Super-resolution microscopy refers to a powerful set of imaging techniques that overcome the diffraction limit. Some of these techniques, the importance of which was recognized by the 2014 Nobel Prize for chemistry, are based on the concept of image reconstruction by spatially sparse sampling. Here, we introduce the concept of super-resolution spectroscopy based on sparse sampling in the frequency domain, and show that this can be naturally achieved using a random laser source. In its chaotic regime, the emission spectrum of a random laser features sharp spikes at uncorrelated frequencies that are sparsely distributed over the emission bandwidth.
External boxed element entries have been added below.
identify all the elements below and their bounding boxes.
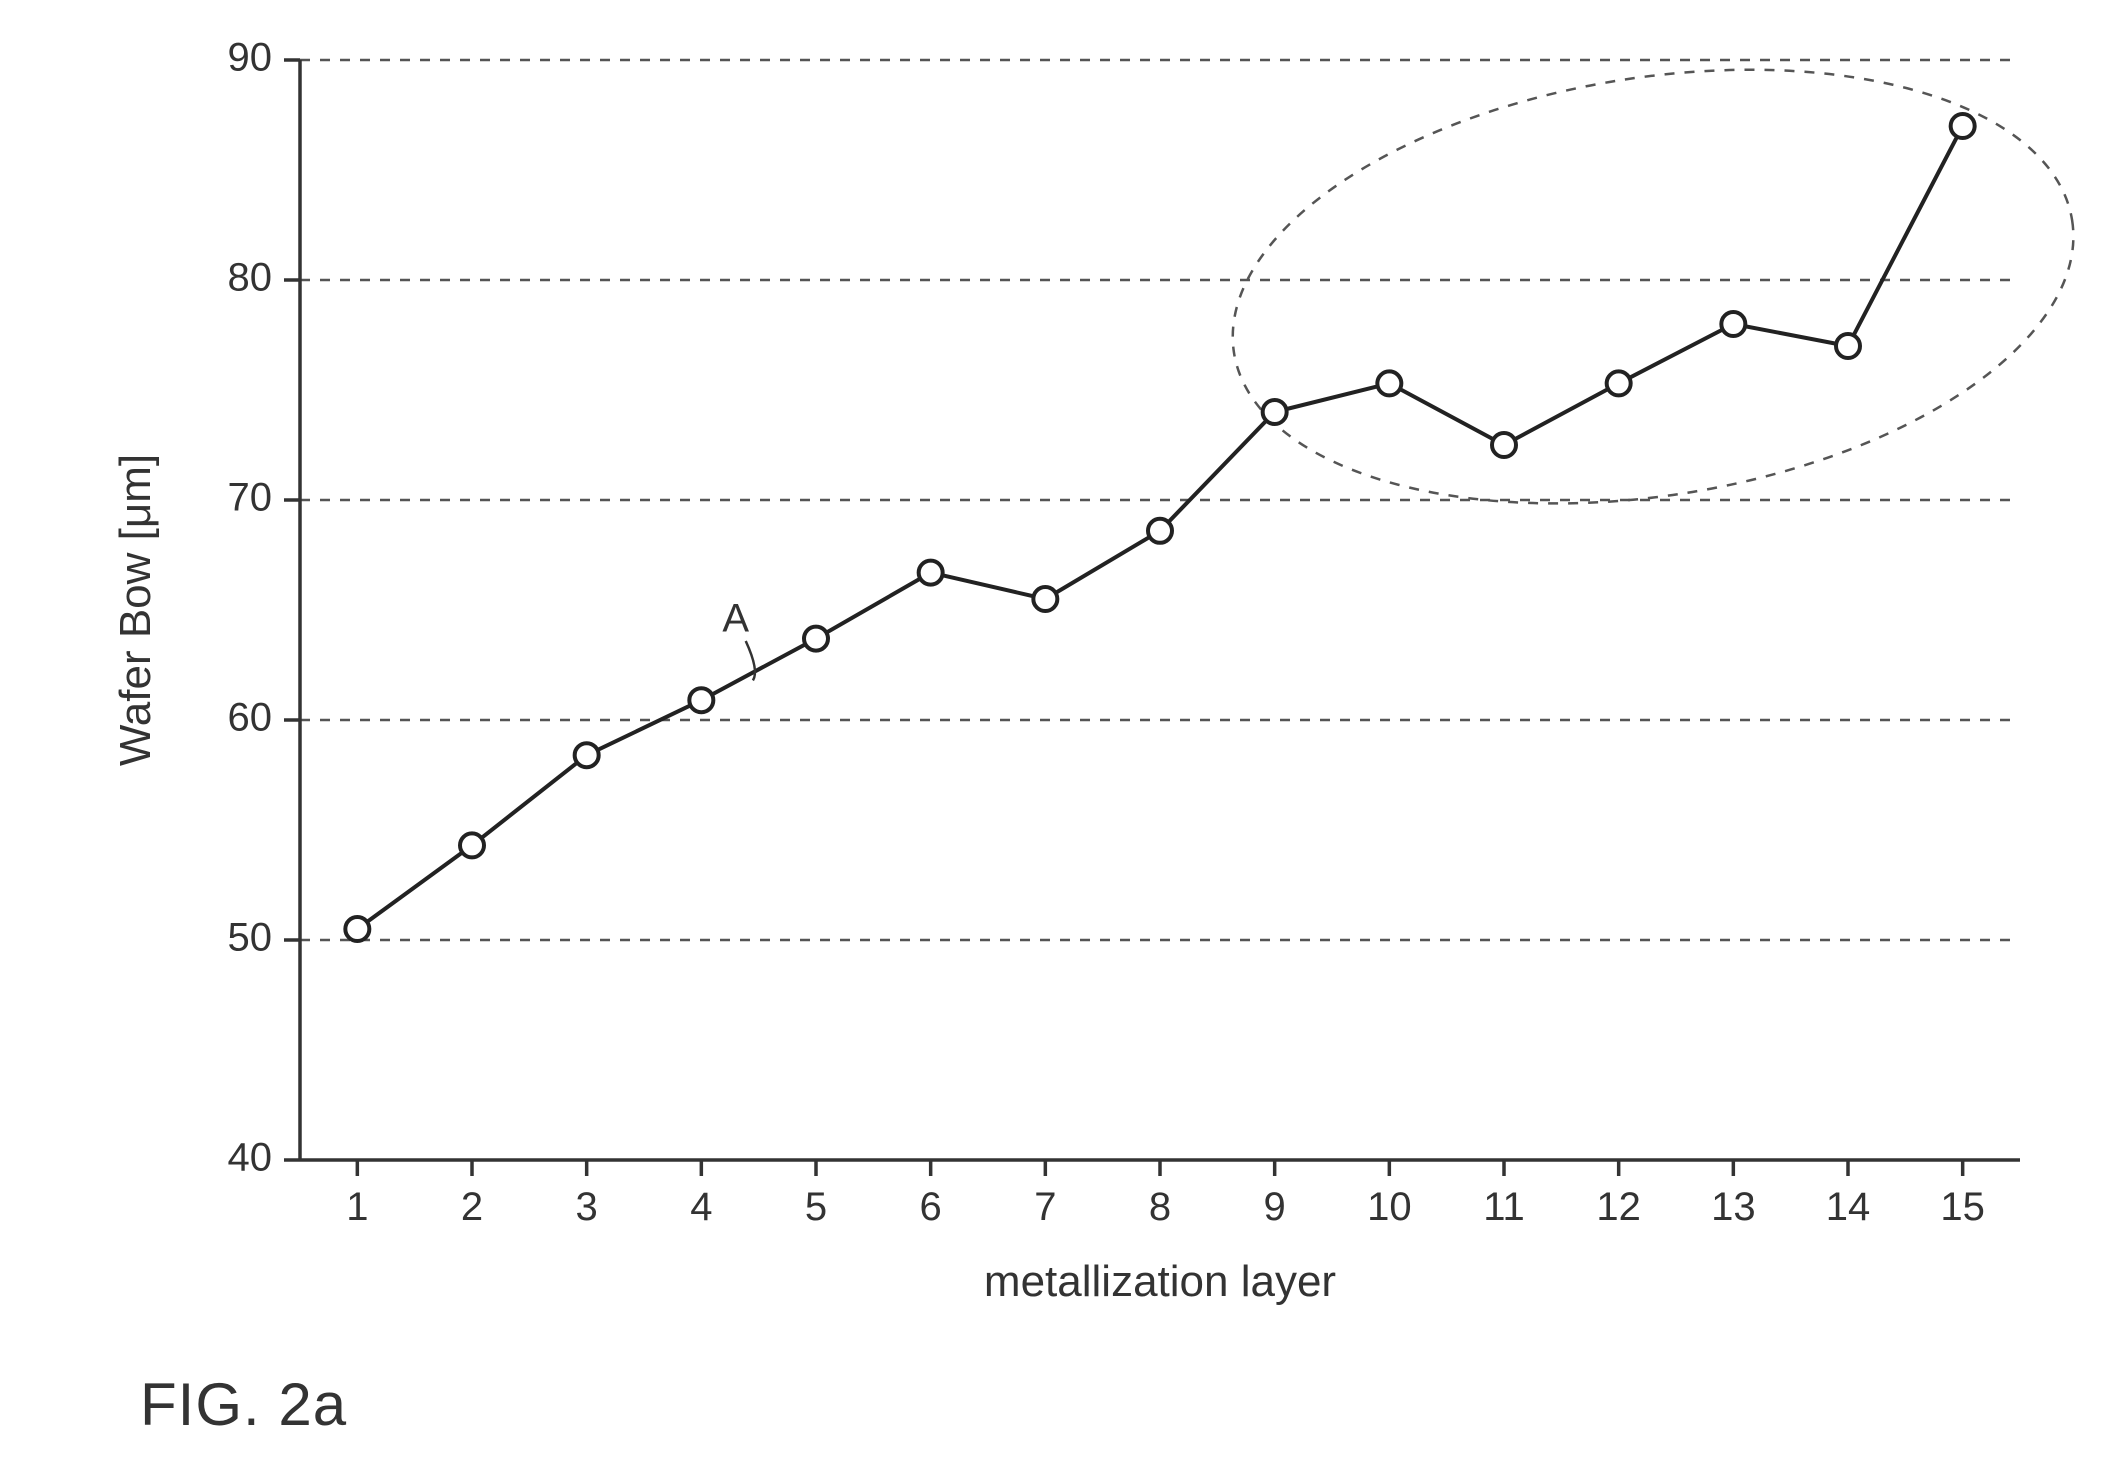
data-marker bbox=[1492, 433, 1516, 457]
data-marker bbox=[1721, 312, 1745, 336]
x-tick-label: 12 bbox=[1596, 1185, 1641, 1229]
x-tick-label: 3 bbox=[576, 1185, 598, 1229]
figure-container: 405060708090123456789101112131415metalli… bbox=[0, 0, 2103, 1457]
x-tick-label: 9 bbox=[1264, 1185, 1286, 1229]
x-tick-label: 8 bbox=[1149, 1185, 1171, 1229]
x-tick-label: 4 bbox=[690, 1185, 712, 1229]
data-marker bbox=[804, 627, 828, 651]
x-tick-label: 5 bbox=[805, 1185, 827, 1229]
series-label-a: A bbox=[722, 597, 749, 641]
x-tick-label: 2 bbox=[461, 1185, 483, 1229]
x-tick-label: 1 bbox=[346, 1185, 368, 1229]
x-tick-label: 14 bbox=[1826, 1185, 1871, 1229]
x-tick-label: 10 bbox=[1367, 1185, 1412, 1229]
figure-caption: FIG. 2a bbox=[140, 1370, 347, 1439]
data-marker bbox=[1607, 371, 1631, 395]
data-marker bbox=[1951, 114, 1975, 138]
x-tick-label: 11 bbox=[1483, 1185, 1525, 1229]
data-marker bbox=[689, 688, 713, 712]
x-tick-label: 15 bbox=[1940, 1185, 1985, 1229]
x-tick-label: 6 bbox=[920, 1185, 942, 1229]
data-marker bbox=[1263, 400, 1287, 424]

These narrow lasing modes probe stochastically the spectral response of a sample, allowing it to be reconstructed with a resolution exceeding that of the spectrometer. We envision that the proposed technique will inspire a new generation of simple, cheap, high-resolution spectroscopy tools with a reduced footprint.

超分辨率显微镜是指克服衍射极限的强大成像技术集。其中一些技术的重要性已获得2014年诺贝尔化学奖，这些技术基于通过空间稀疏采样进行图像重建的概念。在这里，我们介绍了基于频域中稀疏采样的超分辨率光谱学的概念，并表明可以使用随机激光源自然实现这一点。在其混沌状态下，随机激光器的发射光谱在不相关的频率上具有尖锐的尖峰，这些尖峰在发射带宽上稀疏分布。这些窄激光模式可随机探测样品的光谱响应，从而可以以超出光谱仪分辨率的分辨率对其进行重建。